Die Stimmung innerhalb der Handlung wurde absolut authentisch von der widergegebenen Erzählung widergespiegelt; und grade den Lebensbericht Elinors fand ich absolut faszinierend und eben auch traurig, da das Leben im Darkmere-Schloss sie sehr veränderte. Da wollte ich übrigens unbedingt wissen, ob es tatsächlich Elinor gewesen sein sollte, die dereinst den Fluch ausgesprochen hatte, sofern dieser tatsächlich je gesagt worden war; von Anfang an sprach zwar Einiges für Elinor als Urheberin dieser Aussage, aber doch auch so viel dagegen, nicht zuletzt, da dies ihrem Naturell absolut zu widersprechen schien. 

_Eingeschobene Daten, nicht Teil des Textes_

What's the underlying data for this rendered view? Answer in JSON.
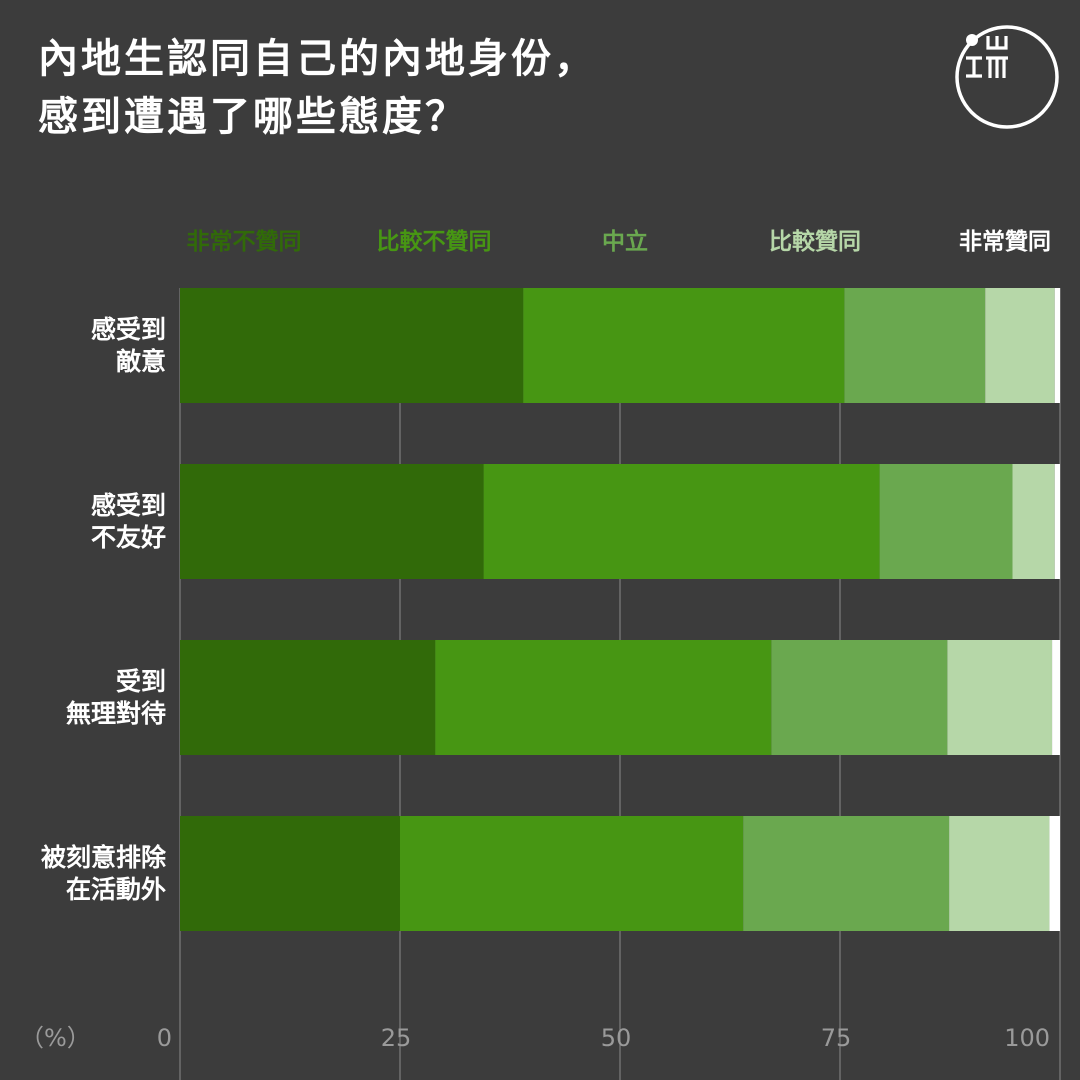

Die Frage nach dem Hintergrund des vorgeblichen Fluchs fand ich da auch noch ein wenig spannender als die Frage, ob er denn dann alsbald auch Leo ereilen würde.

Ich habe "Darkmere Summer" gierig direkt an einem Stück ausgelesen und würde diesen Roman insbesondere allen 14-16jährigen Mädchen anraten, die auf der Suche nach etwas Grusel, etwas Thrill uind etwas Historie und ohne auffällige Alptraumgefahr sind. Persönlich bin ich dieser Altersgruppe allerdings auch schon längst erwachsen, aber in besagtem Alter wäre ich sehr angetan von "Darkmere Summer" gewesen; immerhin bin ich es ja auch heute noch! ;)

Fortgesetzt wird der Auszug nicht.